Reputation: 531
asking here because I can't find exactly what I am looking for. I looked at several OWASP pages, searched using terms like "login proxy phishing", "login csrf attack" and the likes and found no useful information how to protect this kind of scenario.
Let's say you have your trusted site (T), a malicious site (M), and the user who has an account at trusted site (U).
M sends a malicious email to the user, pretending to be T. User clicks the link and is redirected to M. Now, M is acting as a proxy to your trusted site and scrapes the login page -- the form, the CSRF token if any, is there. But the form's action has been manipulated to POST to M instead of T -- allowing the malicious actor to capture the credentials, before forwarding the login request, and giving to the user T's response (redirect).
Here's the sequence diagram of the attack i'm trying to prevent:
USER MALCIOUS TRUSTED
| | |
| access site > | |
+----------------------->| scrape login form > |
| +----------------------->|
| | < give form |
| < give modified form |<-----------------------+
|<-----------------------+ |
| login > | |
+----------------------->| capture credentials |
| | and forward login > |
| +----------------------->|
| | |
| | < login success |
| | < 301 to /home |
| |<-----------------------|
| < redirect to | |
| < trusted.com/home | |
|<-----------------------+ |
| | |
| (phished!) |
| |
| |
| access site normally > |
+------------------------------------------------>|
| |
Is this actually preventable? I have a gut feeling that CSRF will not help here because the token can be easily scraped and passed back to T and it will pass. Let me know if I'm wrong.
I also think that POSTing the login using ajax will not work because the attacker can proxy everything, including assets, and modify them before serving to the victim -- and make the browser post the ajax form to the malicious site (bypassing XSS). M can then fake an XHR call using curl to forward the request to T.
I am sure this has already been thought of and solved by the experts, but english not being my first language is giving me difficulty in finding the right resources.
What are the keywords that I need to know in order to prevent this?
Upvotes: 2
Views: 205
Reputation: 3659
Assume I send you a link to https://grnail.com (gmail where I try to fake m
with rn
which in some fonts look almost alike). Are you going to log in and put your own credentials?

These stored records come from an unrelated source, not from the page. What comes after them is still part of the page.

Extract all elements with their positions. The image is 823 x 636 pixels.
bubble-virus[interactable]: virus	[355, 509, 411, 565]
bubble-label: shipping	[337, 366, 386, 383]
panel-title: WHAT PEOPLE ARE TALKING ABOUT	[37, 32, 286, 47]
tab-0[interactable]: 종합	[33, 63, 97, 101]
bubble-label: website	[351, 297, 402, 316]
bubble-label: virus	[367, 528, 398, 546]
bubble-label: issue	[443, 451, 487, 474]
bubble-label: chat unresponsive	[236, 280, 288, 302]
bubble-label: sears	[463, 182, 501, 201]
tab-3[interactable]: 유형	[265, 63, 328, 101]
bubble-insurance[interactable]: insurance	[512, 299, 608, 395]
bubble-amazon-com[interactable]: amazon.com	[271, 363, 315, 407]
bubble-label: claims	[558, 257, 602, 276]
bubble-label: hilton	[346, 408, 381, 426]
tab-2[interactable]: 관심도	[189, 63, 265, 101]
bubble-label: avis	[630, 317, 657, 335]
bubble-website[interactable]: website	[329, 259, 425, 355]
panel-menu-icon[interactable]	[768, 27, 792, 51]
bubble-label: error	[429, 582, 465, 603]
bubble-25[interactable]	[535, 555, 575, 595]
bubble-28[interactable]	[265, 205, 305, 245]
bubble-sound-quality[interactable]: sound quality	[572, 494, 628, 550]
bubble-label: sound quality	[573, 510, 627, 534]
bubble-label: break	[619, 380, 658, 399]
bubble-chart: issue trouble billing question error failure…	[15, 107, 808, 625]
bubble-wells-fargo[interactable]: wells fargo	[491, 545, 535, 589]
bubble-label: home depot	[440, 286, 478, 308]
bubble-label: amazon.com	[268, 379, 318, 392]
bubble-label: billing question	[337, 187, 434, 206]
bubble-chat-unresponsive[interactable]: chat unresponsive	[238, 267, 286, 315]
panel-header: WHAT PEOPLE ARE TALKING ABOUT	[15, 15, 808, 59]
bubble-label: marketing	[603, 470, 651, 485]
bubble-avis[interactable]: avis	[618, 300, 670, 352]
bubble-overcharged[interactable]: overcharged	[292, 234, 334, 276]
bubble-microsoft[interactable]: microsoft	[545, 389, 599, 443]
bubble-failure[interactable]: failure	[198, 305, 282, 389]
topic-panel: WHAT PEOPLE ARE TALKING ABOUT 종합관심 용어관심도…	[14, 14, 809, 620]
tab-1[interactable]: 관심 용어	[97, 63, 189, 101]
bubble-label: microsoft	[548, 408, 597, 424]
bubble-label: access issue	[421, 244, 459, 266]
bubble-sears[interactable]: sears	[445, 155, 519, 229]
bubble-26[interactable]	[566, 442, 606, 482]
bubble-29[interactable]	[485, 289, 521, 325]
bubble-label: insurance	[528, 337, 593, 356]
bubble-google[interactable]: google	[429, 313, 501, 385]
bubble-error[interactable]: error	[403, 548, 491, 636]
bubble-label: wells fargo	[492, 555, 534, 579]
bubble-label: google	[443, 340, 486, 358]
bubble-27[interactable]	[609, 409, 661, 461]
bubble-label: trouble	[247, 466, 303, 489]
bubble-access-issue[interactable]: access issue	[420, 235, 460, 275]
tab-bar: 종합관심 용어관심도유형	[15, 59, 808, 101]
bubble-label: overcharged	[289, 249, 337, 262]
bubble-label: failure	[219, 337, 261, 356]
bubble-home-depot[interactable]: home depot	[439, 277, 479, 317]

You are going to check the domain name if it is something you really expect.
Unfortunately most of the security at this point relies on the user and his ability to read. On the other hand sometimes reading does not help at all. There are e.g. unicode attacks that were quite popular some years ago:
Well, try it yourself in different browsers: https://www.аррӏе.com/
How to prevent this kinds of attack. You can't. Well, almost. If your site is using authentication and your users authenticate using U2F, then even if their credentials leek, the attacker will not be able to take over the account.